こんなふうに自分をまっすぐに見つめる瞳の女に会ったのは初めてだった。
「・・・・・また、お酒を飲んでいらっしゃったのですか。翼徳どの」
孔明はそう言って張飛を見た。
「ふん。どうしようが俺の勝手だろ!」
「酒を飲むのはよろしいですが、飲まれては困ります。これから出立せねばならぬと言うのに」
「何?!これから?」
張飛はおどろいて立ち上がった。
劉備が口をだす。
「これから夏口へ行く。趙子龍よ、すぐに軍をまとめよ」
「夏口へ・・・ですか」
趙雲は少し意外な顔をしたが、すぐに頷いた。
「わかりました」
出立の準備をしている最中、孔明が趙雲の元を訪れた。
「なんです?」
趙雲は馬に鞍をつけながら孔明に声をかけた。
「先ほど、あなたはなにか言いたそうでしたね」
「・・ああ、夏口へ行くと言ったときのことですか。てっきり東へ逃げるものとばかり思っていましたので」
「逃げる?・・・ちがいますよ。戦う準備をするために夏口へ行くのです」
「・・・・・孫権と結ぼうというのですか」
「お察しのとおり。やはりあなたは信頼に足るお方です・・・それに」
趙雲は孔明を見て首を傾げた。
「それに?何です?」
「いいえ。なんでもありません」
孔明は意味深に笑っただけだった。
趙雲はいぶかしげに孔明を見送った。
(・・・どうも、今ひとつどういう方なのか、つかみどころのない御仁だ)
孔明は趙雲のいた厩舎を後にし、ひとりほくそえんでいた。
(あのような逞しい武者にここで会えるとは)
要するに、孔明は趙雲に一目惚れしたのであった。
しかし、劉備から趙雲が女より戦が好きだと言っていたということを聞き、決して自ら行動しないようにしよう、と思うのだった。

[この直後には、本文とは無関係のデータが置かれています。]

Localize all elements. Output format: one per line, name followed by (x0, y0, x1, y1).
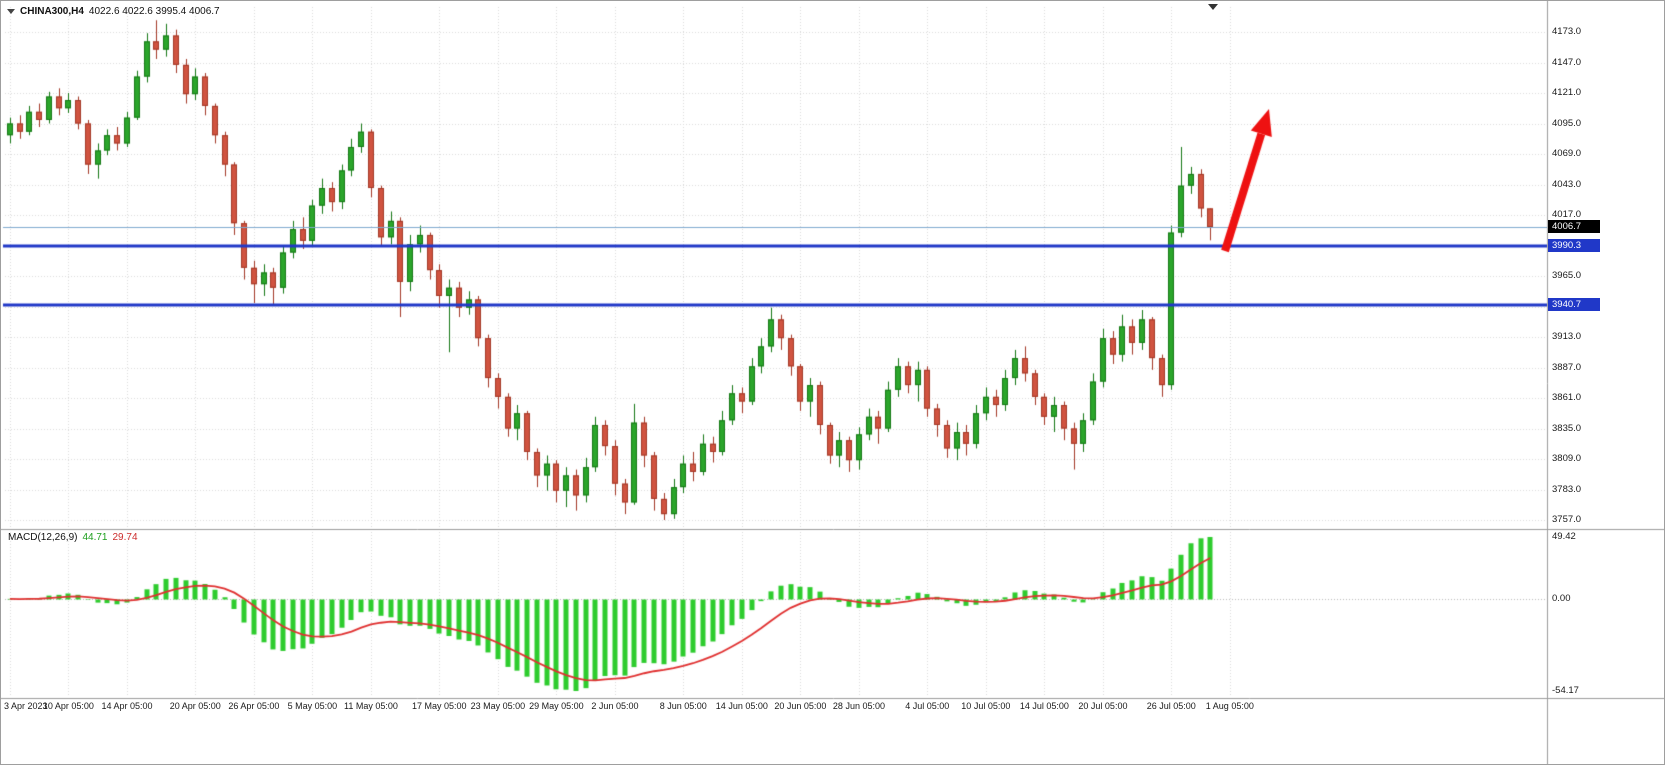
time-axis-label: 23 May 05:00 (470, 701, 526, 711)
macd-tick-label: 49.42 (1552, 531, 1576, 542)
chart-title-overlay: CHINA300,H4 4022.6 4022.6 3995.4 4006.7 (7, 6, 220, 17)
chart-shift-marker[interactable] (1208, 4, 1218, 10)
time-axis-label: 20 Jun 05:00 (774, 701, 827, 711)
time-axis-label: 26 Jul 05:00 (1146, 701, 1196, 711)
time-axis-label: 14 Jun 05:00 (715, 701, 768, 711)
price-tick-label: 3783.0 (1552, 483, 1582, 495)
time-axis-label: 5 May 05:00 (287, 701, 338, 711)
ohlc-values: 4022.6 4022.6 3995.4 4006.7 (88, 6, 220, 17)
price-tick-label: 4173.0 (1552, 26, 1582, 37)
time-axis-label: 1 Aug 05:00 (1205, 701, 1254, 711)
time-axis-label: 29 May 05:00 (529, 701, 584, 711)
hline-price-badge-lower: 3940.7 (1548, 297, 1600, 311)
price-tick-label: 4069.0 (1552, 148, 1582, 159)
macd-tick-label: -54.17 (1552, 685, 1579, 696)
price-tick-label: 4147.0 (1552, 56, 1582, 68)
price-tick-label: 4043.0 (1552, 178, 1582, 190)
hline-price-badge-upper: 3990.3 (1548, 239, 1600, 253)
symbol-period-label: CHINA300,H4 (20, 6, 84, 17)
price-tick-label: 3809.0 (1552, 453, 1582, 464)
time-axis-label: 28 Jun 05:00 (832, 701, 885, 711)
price-tick-label: 4017.0 (1552, 209, 1582, 220)
time-axis-label: 17 May 05:00 (412, 701, 467, 711)
macd-indicator-label: MACD(12,26,9) 44.71 29.74 (8, 532, 138, 543)
price-tick-label: 3887.0 (1552, 361, 1582, 373)
time-axis-label: 4 Jul 05:00 (905, 701, 950, 711)
time-axis-label: 10 Jul 05:00 (961, 701, 1011, 711)
time-axis-label: 10 Apr 05:00 (42, 701, 94, 711)
time-axis-label: 11 May 05:00 (344, 701, 398, 711)
macd-signal-value: 29.74 (112, 532, 138, 543)
time-axis-label: 2 Jun 05:00 (591, 701, 639, 711)
time-axis-label: 14 Apr 05:00 (101, 701, 153, 711)
macd-main-value: 44.71 (82, 532, 108, 543)
time-axis-label: 20 Jul 05:00 (1078, 701, 1128, 711)
price-tick-label: 3913.0 (1552, 331, 1582, 342)
price-tick-label: 4121.0 (1552, 87, 1582, 98)
symbol-dropdown-icon[interactable] (7, 9, 15, 14)
price-tick-label: 4095.0 (1552, 117, 1582, 129)
time-axis-label: 3 Apr 2023 (4, 701, 48, 711)
time-axis-label: 26 Apr 05:00 (228, 701, 280, 711)
price-tick-label: 3861.0 (1552, 392, 1582, 403)
macd-name: MACD(12,26,9) (8, 532, 78, 543)
time-axis-label: 8 Jun 05:00 (659, 701, 707, 711)
current-price-badge: 4006.7 (1548, 220, 1600, 234)
price-tick-label: 3835.0 (1552, 422, 1582, 434)
time-axis-label: 20 Apr 05:00 (169, 701, 221, 711)
macd-tick-label: 0.00 (1552, 592, 1571, 604)
price-tick-label: 3757.0 (1552, 514, 1582, 525)
time-axis-label: 14 Jul 05:00 (1019, 701, 1069, 711)
price-tick-label: 3965.0 (1552, 270, 1582, 281)
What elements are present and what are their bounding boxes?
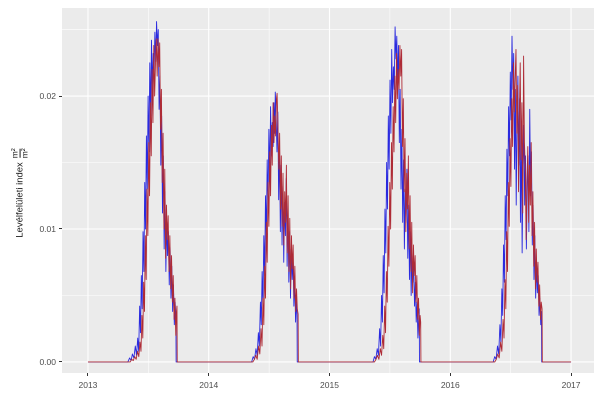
y-axis-title-fraction: m² m²: [9, 148, 30, 159]
x-axis-tick: [208, 373, 210, 376]
fraction-numerator: m²: [9, 148, 20, 159]
x-tick-label: 2016: [440, 380, 460, 390]
x-tick-label: 2015: [320, 380, 339, 390]
x-tick-label: 2013: [78, 380, 98, 390]
fraction-denominator: m²: [19, 148, 30, 159]
x-axis-tick: [329, 373, 330, 376]
x-axis-tick: [570, 373, 572, 376]
x-axis-tick: [87, 373, 89, 376]
y-axis-tick: [59, 228, 62, 230]
y-tick-label: 0.02: [39, 91, 56, 102]
x-axis-tick: [449, 373, 451, 376]
y-tick-label: 0.00: [39, 356, 56, 367]
y-tick-label: 0.01: [39, 223, 56, 234]
y-axis-tick: [59, 95, 62, 97]
lai-series-red: [87, 38, 572, 363]
x-tick-label: 2014: [199, 380, 219, 390]
plot-panel: [62, 8, 594, 373]
y-axis-title-text: Levélfelületi index: [14, 162, 26, 238]
y-axis-tick: [59, 361, 62, 363]
y-axis-title: Levélfelületi index m² m²: [9, 148, 30, 238]
x-tick-label: 2017: [561, 380, 581, 390]
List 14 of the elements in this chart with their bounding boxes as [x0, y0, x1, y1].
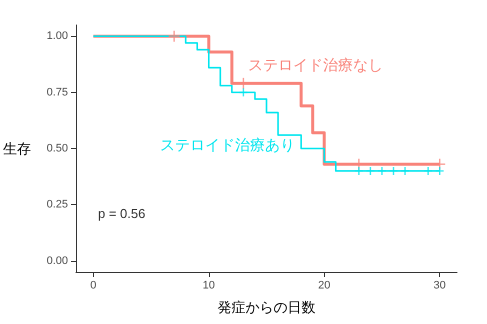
y-tick-label: 0.00: [46, 254, 68, 267]
y-tick-label: 0.50: [46, 142, 68, 154]
y-tick-label: 1.00: [46, 30, 68, 42]
y-tick-label: 0.75: [46, 86, 68, 98]
x-tick-label: 20: [318, 280, 330, 292]
series-label: ステロイド治療なし: [248, 57, 383, 74]
x-tick-label: 30: [434, 280, 446, 292]
annotation: p = 0.56: [98, 206, 146, 221]
x-tick-label: 0: [90, 280, 96, 292]
series-label: ステロイド治療あり: [160, 137, 295, 154]
y-tick-label: 0.25: [46, 198, 68, 211]
y-axis-title: 生存: [3, 140, 31, 156]
x-tick-label: 10: [202, 280, 215, 292]
x-axis-title: 発症からの日数: [218, 299, 316, 315]
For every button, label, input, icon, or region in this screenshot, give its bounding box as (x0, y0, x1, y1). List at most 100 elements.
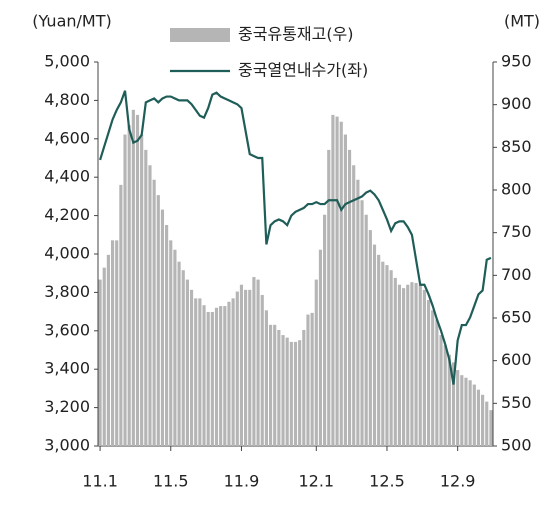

(同じ陣にて天下を分けようというのだから、色恋でどうにかなるようなお方ではあるまい)
というわけで孔明はすこぶる機嫌が良くなった。
好みの男が同じ陣にいるというだけで、俄然やる気がでてきたのである。
「翼徳よ、おまえはなぜそんなにあの孔明を意識するのだ?」
関羽が張飛に問う。
「はあ?俺があいつを意識してるって?冗談じゃねえ!」
「そうか?それならば構わぬが」
「ふん。けったくそ悪いだけさ。だいたい、長兄がいけねえよ!ここんとこいっつもあいつと一緒じゃねえか!そんなんじゃ、奥方さまにだって誤解されちまうぜ!」
この会話を聞いていて、劉備は言った。
「孔明はたしかに女だが、私にとってはそんなものではないのだよ。私と孔明とは水と魚。二つが揃ってこそ大海に出られるというものだ。わかって欲しい」
「・・・・兄者がそう言われるなら」
関羽はさっさとそう言った。
「・・・・」張飛も渋々、といった面持ちだった。
「ん?兄者、その箱は?」
関羽が目ざとく劉備の横においてあった箱を見つけた。
「ああ、これか。これは孔明にやろうとおもってな」
丁度そこへ孔明が軽い足取りで入ってきた。
劉備は孔明を呼び寄せ、箱を示した。
「開けてもよろしい?」
「ああ」
孔明はにこにこと笑う劉備を目の前に、箱の蓋をそっと開けた。
「まあ!」
中には羽扇が入っていた。
それを取り出し、手にしてみた。
「なんてすばらしい!」
孔明はいたく気に入って、それでさっそく扇いで見たりした。
「そうかそうか、気に入ってくれたか」
劉備の顔はますますにこやかになり、孔明がはしゃぐのを見ていた。
「孔明よ、それは我が軍師への贈り物だ」
孔明は羽扇を手にしたまま礼をした。